What Are My Options?


2 ratings



Russ Allen

09 Dec, 2016

in Options and 1 more

Option trading can be a great way to make money, offering strategies for traders from beginner level to the most advanced.

Before we can begin to make it work, though, there a few basic things that we need to understand.

What You Need to Understand About Options Trading
A listed stock option must be one of only two things:

  1. Call option – A right to buy 100 shares of a stock at a fixed price, good through a definite future date
  2. Put option – A right to sell 100 shares of a stock at a fixed price, good through a definite future date

It sounds simple with only two elements, but then so do the numbers 0 and 1. And with just those two digits, in different combinations, anything and everything in the universe can be represented (that’s what digital data is).

The possibilities with options are not quite that limitless, but close enough.

What Is a Listed Stock Option?
The “listed” part of listed options means that they trade (are “listed”) on centralized option exchanges. The exchanges specify the standardized terms of every option contract. There are several exchanges, and all are coordinated through a central clearing house. The clearing house arrangement provides a guarantee that every option buyer’s right to buy or sell is absolute.

Here is the breakdown of the elements of an option:

For both puts and calls, there is an underlying asset. That asset is almost always 100 shares of the stock of a given company, or of an exchange-traded fund. (There are options on things other than stocks and ETFs, but we’ll stick to those for now). For example, the underlying asset might be 100 shares of Apple stock.

For each underlying asset, there are many different options available. The two things that differentiate one Apple call from another Apple call, or one Apple put from another Apple put, are the price at which they give the right to buy or sell (called the strike price); and the duration of that right, indicated by the option’s expiration date, or expiry date if you like.

The list of available options is called an option chain, a picture of which is shown below:


A Simple Explanation of Options Calls and Puts
Above is a small sample of the options for Apple stock for just one expiration date, December 16, 2016. The Strike column in the center of the chain lists the strike prices that are available. The columns to the left of the Strike column refer to call options, while those on the right refer to puts.

On this page, there are strikes listed from $70 per share to $160 per share. A call option with a Strike of 110 gives the right to buy 100 shares of Apple stock at $110 per share. In this list that right is good through December 16. A call at the 115 strike gives the right to buy the stock at $115 a share, and so on.

People buy call options if they believe that Apple stock will go up in price. Once you have paid for a call option (you can buy one for the price shown in the Ask column, times 100), you then have the right buy the stock at that price no matter what the market price of Apple stock is at some future date between now and expiration. You are not obligated to buy the stock, but you may whenever you want, at any time through the expiration date. This will allow you to make money if Apple stock goes up while risking only a small fraction of the stock price.

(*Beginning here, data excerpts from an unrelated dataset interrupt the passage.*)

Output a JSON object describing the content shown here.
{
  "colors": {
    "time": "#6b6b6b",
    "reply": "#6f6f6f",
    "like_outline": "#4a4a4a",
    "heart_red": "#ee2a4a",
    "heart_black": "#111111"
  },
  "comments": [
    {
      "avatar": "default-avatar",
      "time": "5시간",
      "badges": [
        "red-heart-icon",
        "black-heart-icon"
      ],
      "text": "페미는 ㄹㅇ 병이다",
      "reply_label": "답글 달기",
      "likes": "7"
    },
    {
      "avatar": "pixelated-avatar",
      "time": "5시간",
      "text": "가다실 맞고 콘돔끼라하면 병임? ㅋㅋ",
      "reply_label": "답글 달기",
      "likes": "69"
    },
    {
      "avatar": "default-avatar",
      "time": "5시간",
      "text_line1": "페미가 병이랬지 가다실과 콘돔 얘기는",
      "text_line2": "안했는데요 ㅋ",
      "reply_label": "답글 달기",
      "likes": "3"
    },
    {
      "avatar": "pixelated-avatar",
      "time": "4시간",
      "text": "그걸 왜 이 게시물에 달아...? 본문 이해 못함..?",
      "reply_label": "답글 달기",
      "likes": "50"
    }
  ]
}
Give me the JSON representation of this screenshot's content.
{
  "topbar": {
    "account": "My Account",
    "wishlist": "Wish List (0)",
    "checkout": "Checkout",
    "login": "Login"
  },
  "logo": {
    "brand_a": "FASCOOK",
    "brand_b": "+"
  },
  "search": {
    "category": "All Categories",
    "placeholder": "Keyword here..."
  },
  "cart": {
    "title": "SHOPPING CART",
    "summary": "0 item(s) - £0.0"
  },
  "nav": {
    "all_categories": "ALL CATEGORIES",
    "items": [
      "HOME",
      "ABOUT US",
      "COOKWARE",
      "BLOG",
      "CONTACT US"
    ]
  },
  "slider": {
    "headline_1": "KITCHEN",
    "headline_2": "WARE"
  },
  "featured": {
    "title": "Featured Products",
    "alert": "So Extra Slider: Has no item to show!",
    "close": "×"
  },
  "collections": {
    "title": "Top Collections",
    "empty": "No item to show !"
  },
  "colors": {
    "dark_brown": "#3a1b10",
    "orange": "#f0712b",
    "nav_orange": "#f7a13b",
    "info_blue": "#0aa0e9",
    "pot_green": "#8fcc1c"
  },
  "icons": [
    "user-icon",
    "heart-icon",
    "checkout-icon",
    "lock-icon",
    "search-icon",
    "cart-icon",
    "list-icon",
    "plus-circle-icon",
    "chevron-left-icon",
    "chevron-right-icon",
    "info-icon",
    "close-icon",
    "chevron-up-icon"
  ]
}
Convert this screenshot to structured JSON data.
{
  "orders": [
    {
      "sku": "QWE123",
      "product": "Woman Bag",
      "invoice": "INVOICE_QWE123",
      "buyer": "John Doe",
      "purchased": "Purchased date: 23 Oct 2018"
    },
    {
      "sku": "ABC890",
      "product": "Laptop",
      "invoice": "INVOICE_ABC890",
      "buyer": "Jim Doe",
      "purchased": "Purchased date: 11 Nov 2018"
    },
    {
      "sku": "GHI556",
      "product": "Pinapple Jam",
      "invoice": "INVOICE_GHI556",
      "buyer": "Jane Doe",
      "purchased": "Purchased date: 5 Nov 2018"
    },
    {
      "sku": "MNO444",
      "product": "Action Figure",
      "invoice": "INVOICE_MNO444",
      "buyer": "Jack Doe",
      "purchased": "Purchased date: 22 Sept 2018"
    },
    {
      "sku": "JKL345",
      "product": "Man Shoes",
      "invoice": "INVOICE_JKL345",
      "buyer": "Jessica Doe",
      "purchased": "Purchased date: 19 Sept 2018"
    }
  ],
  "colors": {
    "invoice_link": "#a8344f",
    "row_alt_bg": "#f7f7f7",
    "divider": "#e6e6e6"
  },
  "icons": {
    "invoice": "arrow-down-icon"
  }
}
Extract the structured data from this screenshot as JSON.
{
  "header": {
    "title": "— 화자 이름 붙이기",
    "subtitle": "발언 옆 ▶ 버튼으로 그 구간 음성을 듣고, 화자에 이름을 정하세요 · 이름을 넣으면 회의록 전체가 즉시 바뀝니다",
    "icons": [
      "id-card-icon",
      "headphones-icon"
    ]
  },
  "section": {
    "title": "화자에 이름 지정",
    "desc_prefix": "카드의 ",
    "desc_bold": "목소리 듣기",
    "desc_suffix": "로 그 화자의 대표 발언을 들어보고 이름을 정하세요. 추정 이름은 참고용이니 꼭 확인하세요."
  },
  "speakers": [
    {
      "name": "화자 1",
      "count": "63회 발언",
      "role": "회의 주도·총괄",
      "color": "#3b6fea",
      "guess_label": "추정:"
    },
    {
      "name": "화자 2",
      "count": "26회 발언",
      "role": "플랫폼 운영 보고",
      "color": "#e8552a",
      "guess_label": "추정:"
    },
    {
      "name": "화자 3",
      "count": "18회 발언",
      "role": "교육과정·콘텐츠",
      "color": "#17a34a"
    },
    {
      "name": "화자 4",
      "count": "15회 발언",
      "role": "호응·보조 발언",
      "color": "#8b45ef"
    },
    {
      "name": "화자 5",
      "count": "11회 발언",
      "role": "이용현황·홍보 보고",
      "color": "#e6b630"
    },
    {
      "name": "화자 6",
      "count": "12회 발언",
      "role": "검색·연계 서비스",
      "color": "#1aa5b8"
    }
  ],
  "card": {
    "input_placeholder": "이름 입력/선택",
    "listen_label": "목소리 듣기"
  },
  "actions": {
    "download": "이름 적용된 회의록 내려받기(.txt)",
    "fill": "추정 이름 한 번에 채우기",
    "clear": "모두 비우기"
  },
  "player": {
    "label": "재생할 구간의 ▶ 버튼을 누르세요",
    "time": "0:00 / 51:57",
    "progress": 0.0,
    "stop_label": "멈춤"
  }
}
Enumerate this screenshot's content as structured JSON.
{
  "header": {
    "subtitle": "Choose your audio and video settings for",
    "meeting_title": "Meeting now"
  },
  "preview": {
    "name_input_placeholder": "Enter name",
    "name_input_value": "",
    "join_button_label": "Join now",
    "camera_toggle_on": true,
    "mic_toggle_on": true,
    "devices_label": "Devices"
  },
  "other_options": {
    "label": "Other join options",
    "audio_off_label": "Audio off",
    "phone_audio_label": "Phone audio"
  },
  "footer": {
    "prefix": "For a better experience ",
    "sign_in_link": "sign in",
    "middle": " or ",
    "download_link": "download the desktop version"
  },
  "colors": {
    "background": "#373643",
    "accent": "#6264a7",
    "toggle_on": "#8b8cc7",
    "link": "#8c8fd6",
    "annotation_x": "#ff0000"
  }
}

People buy put options if they believe that the price of a stock will go down. A put at the 110 strike, for example, would give you the right to sell Apple stock for $110 per share, even if the stock went down to a much lower price, or even to zero. If you own the stock, this is like a guaranteed stop-loss. If you don’t own the stock, but just believe that the stock will go down and want to make money if it does, you can also buy puts. If you bought these puts and then Apple went down to $100, you could make money by buying the Apple stock at $100, then exercising your option and thereby selling the stock at $110.